Okulların açılmasının çok kıymetli ve olumlu bir gelişme olduğunu belirten Dünya Sıhhat Örgütü (DSÖ) Türkiye Temsilcisi Dr. Batyr Berdyklychev, aşılamanın, toplumsal tedbirlerle birlikte virüsü denetim etmek ve pandemiyi durdurmak için bu evrede elimizdeki en değerli silah olduğunu vurguladı. Lakin aşılanma ile okulların ve iş yerlerinin açık kalmaya devam edebileceğini ve olağana dönüşün sağlanabileceğini söyleyen Dr. Berdyklychev, rahatlamak için şimdi erken olduğunu lisana getirdi.
“SALGIN NE VAKİT BİTECEK, ŞU AN KİMSE SÖYLEYEMEZ”
Salgının ne vakit biteceğini kimsenin hala kesin olarak hala söyleyemeyeceğine dikkat çeken Dr. Berdyklychev, “Çünkü yeni olaylar görmeye devam ediyoruz. En olumlu gelişme pazartesi günü itibariyle okulların açılması oldu. Hem DSÖ hem de UNICEF bu kararı destekliyor. Okullar en son kapanan ve birinci açılan yerler olmalı” dedi.
“ANCAK AŞILAMA İLE OKULLARIN VE İŞYERLERİNİN AÇIK KALMASI SAĞLANABİLİR”
Aşılamanın da bu tedbirlerle birlikte süratle devam etmesi gerektiğini belirten Dr. Berdyklychev, kimsenin tam kapanma devirlerini tekrar yaşamak istemediğini lakin gerekirse yeniden kimi tedbirlerin alınmak zorunda kalınabileceğini belirterek şunları söyledi:
“Türkiye başından beri aşılama konusunda örnek ülkelerden birisi oldu. Hem iyi kaynak sağlama hem de iyi gruplandırma konusunda. Bildiğiniz üzere öncelikle yaşlılar ve sıhhat çalışanlarından başlandı ve şu anda 12 yaşın üzerindeki kronik hastalığa sahip çocuklar da dahil olmak üzere aşılama tüm yaş kümelerinde devam ediyor. Bu da hem okulların açık tutulması hem de iktisadın sürdürülmesine yardım edecek.”
“COVİD-19 AŞILARININ FİYATLI YAPILACAĞINI DÜŞÜNEMİYORUM”

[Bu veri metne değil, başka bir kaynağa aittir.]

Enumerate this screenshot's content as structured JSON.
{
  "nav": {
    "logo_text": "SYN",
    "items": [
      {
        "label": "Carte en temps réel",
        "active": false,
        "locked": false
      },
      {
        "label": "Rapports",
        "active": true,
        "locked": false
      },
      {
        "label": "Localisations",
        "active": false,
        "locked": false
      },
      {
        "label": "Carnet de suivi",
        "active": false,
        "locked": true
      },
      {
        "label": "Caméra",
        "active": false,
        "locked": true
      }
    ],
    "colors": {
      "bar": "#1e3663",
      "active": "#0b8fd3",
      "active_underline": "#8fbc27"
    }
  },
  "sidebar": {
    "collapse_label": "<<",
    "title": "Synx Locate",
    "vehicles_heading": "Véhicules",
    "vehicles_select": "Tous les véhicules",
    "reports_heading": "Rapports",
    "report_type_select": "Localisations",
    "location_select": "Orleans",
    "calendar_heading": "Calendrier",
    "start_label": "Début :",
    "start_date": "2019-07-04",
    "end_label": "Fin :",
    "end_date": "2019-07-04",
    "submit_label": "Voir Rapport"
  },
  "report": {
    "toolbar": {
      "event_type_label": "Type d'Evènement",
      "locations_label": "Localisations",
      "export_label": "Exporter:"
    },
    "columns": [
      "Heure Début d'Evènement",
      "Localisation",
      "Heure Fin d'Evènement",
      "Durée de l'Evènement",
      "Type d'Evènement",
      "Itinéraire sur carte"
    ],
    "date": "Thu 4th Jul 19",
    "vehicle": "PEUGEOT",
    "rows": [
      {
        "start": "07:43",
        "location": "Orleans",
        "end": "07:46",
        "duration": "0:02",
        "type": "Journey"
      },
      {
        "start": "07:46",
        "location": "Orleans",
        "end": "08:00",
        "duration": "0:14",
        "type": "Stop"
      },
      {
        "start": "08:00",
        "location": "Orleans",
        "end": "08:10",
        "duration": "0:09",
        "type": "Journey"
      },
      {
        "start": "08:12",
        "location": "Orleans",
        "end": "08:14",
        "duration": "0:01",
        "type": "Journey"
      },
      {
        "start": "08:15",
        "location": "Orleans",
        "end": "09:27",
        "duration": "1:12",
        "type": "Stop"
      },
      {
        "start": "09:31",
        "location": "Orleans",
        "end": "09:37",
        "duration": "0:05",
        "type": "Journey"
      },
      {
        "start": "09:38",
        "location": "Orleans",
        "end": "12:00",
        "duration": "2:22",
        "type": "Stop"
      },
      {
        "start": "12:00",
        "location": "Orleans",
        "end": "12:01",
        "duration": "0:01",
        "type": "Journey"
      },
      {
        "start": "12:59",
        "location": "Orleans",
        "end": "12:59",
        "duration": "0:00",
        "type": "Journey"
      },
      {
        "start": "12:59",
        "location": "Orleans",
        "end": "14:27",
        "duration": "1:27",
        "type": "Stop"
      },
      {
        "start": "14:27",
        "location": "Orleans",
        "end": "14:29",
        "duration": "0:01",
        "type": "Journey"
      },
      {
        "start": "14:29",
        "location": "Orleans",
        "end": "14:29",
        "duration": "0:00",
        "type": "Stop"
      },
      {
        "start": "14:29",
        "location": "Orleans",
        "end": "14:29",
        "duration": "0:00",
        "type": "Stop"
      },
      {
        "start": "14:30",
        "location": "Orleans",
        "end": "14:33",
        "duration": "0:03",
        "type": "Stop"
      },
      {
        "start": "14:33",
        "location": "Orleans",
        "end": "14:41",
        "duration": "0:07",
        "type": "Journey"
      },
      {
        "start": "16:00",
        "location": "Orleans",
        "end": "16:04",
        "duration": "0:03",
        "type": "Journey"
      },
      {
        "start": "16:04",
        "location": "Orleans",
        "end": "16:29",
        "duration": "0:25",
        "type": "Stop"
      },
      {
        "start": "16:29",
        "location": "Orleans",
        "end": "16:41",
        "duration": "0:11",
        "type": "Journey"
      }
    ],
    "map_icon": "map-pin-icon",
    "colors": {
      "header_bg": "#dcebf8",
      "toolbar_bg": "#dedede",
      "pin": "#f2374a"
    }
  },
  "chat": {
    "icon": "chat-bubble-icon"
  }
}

Pfizer-BioNTech aşısının FDA’dan tam ruhsat almasıyla birlikte “Ruhsat alan bir aşının artık ticari bir eser haline gelebileceği” tarafındaki tartışmalara da değinen Dr. Berdyklychev, “Dünya üzerindeki hiçbir ülkenin elimizdeki bu hayat kurtaran aracı paralı hale getireceğini düşünmek benim için çok güç. Afrika ülkelerinde nüfusunun yüzde 1’inden daha azı aşılanmış durumda. Bu yüzden DSÖ, işbirliği için Covax isimli bir teşebbüs başlattı. Böylelikle daha yüksek gelirli ülkeler, daha düşük gelirli ülkelere Covax teşebbüsü üzerinden aşı bağışında bulunabiliyor. Yüksek aşılama oranları, dünyanın her yerinde bu hastalıktan korunmak için tek yol” dedi.
“DSÖ LİSTESİNDE OLAN AŞILARA SEYAHAT MAHZURU GERÇEK DEĞİL”
DSÖ’nün aktiflik, güvenlik üzere aşikâr kriterlere dayanarak verdiği Acil Kullanım Onayı alan aşıların sayısı 15’e ulaştı.
Bu aşıların sıkı bir süreçten geçirilerek bu onayı alabildiğine işaret eden Dr. Berdyklychev, birtakım ülkelerin DSÖ Acil Kullanım Listesi’nde bulunduğu halde kimi aşıları seyahatlerde kabul etmemesini DSÖ’nün prensip olarak onaylamadığına da işaret etti.
“DSÖ LİSTESİNDEKİ AŞILAR İNANÇLI VE TESİRLİ, SEYAHAT İÇİN EŞİT DAVRANILMALI”
Dr. Berdyklychev, DSÖ listesinde bulunan tüm aşıların inançlı ve tesirli olduğunu söyleyerek “DSÖ’nün acil kullanım listesindeki aşılardan biriyle tam doz aşılanmış birine, hangi aşıyı olmuş olursa olsun, (seyahat açısından) eşit davranılması gerekiyor. Zira bu aşılar ağır hastalık gelişimine karşı tesirli ve inançlı. Natürel ki aşı onayları için çeşitli milletlerarası kurumlarla birlikte çalışıyoruz lakin bu bahiste karar alıcı mercii ülkelerin kendi kurumları” diye konuştu.